Tutti concordiamo che abbiamo assistito a qualcosa di inenarrabile per la sua qualità e bellezza. Alla chiacchierata si è unita anche una coppia che ha assistito allo stesso concerto, e grazie a loro scopro particolari molto interessanti, come ad esempio che per l’inagibilità del Castello di Bentivoglio il concerto si è tenuto al Museo, e che in passato questa stessa rassegna musicale ha avuto un livello artistico ancora più eccelso. E mi sciorinano un elenco di nomi illustri a cui inizialmente stento credere, ma dopo penso al concerto che appena visto, e prendo tutto per oro colato. Salutiamo e ci dirigiamo verso la macchina di Corrado. Adesso piove anche un po’ più forte di prima e fa anche freddo. Un cancello chiuso con il lucchetto ci sbarra la strada, il parcheggio è chiuso e la macchina irrecuperabile. Vani tutti i nostri tentativi di contattare custodi e vario personale organizzativo. Siamo ancora appagati dal concerto, ma siamo anche nel nulla cosmico “della bassa”. Grazie all’estrema (e impagabile) gentilezza della coppia incontrata al bar che si è offerta di riaccompagnarci in macchina fino in città, siamo riusciti a rincasare. Gentilezza soprattutto della signora, di origini ragusane, che siccome sei in macchina non ci stavamo, ha volontariamente trascorsa una buona ora seduta al bar da sola, in attesa che il compagno ci lasciasse e la recuperasse. La macchina di Corrado verrà recuperata solo l’indomani.

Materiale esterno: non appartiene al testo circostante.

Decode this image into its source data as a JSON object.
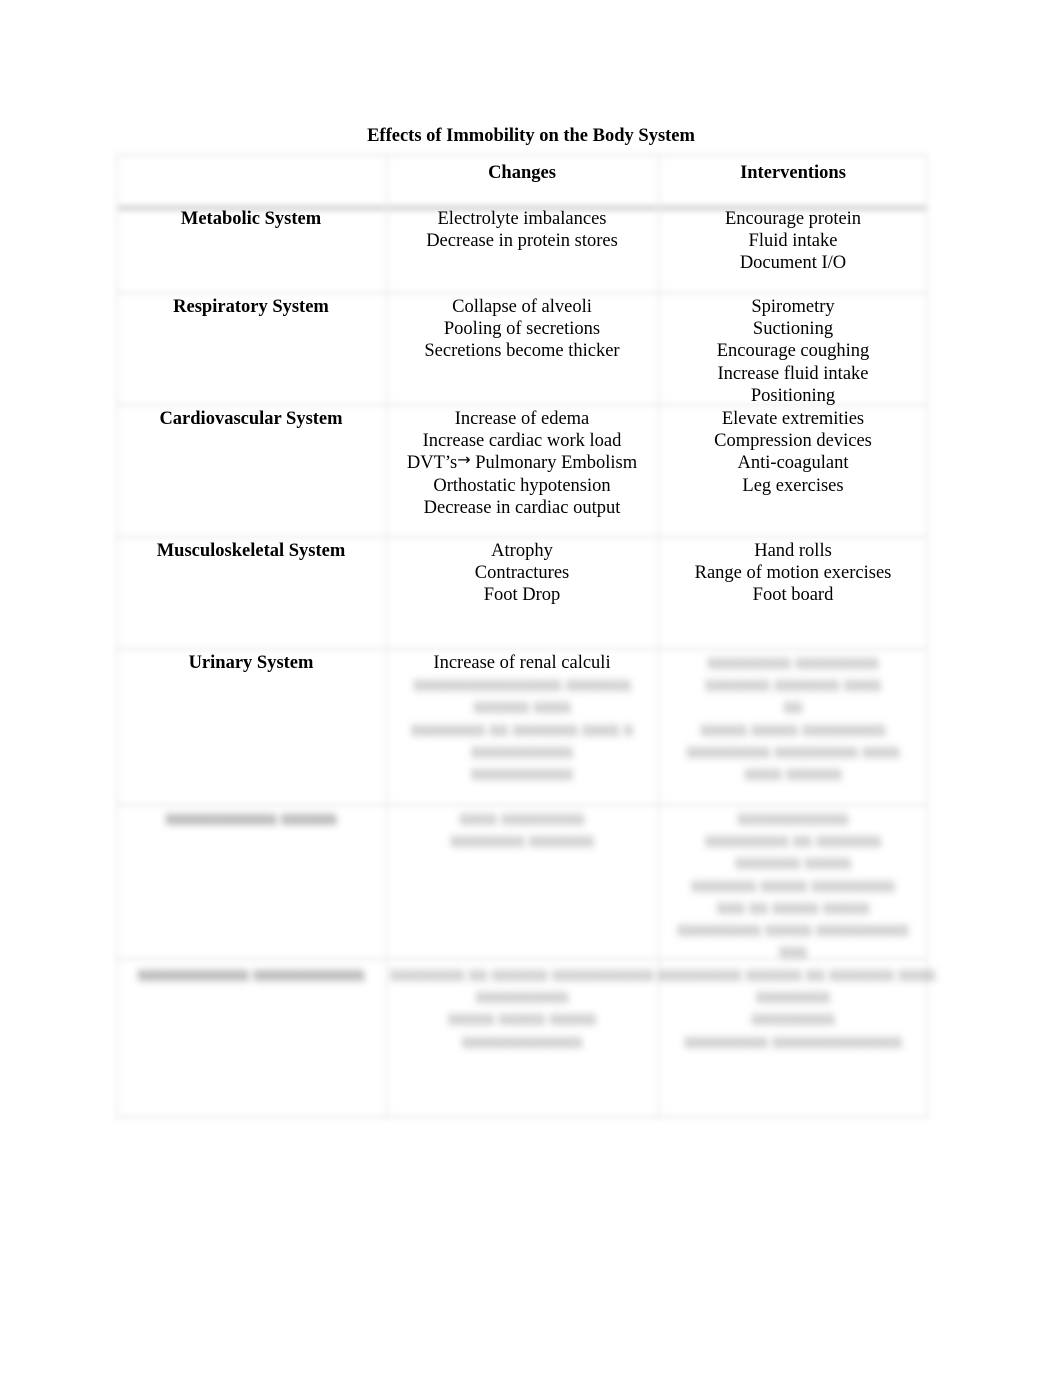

Oltre al piacere di condividere con voi il concerto più bello che ho mai ascoltato in vita mia, ho scritto questo racconto anche per alcune riflessioni che mi ha suscitato.
1- Bisogna mantenere sempre le promesse fatte a se stessi.
2- In Italia se devi prenotare un ingresso a pagamento per la presentazione di un paio di scarpe griffate, magari sponsorizzate da una nota influencer, devi pensarci almeno sei mesi prima, e non è detto che tu riesca ad essere tra gli “eletti”. Invece, se vuoi prenotare il biglietto per il concerto di un grande violinista…
3- Bisogna sempre, e sottolineo sempre, ascoltare le donne.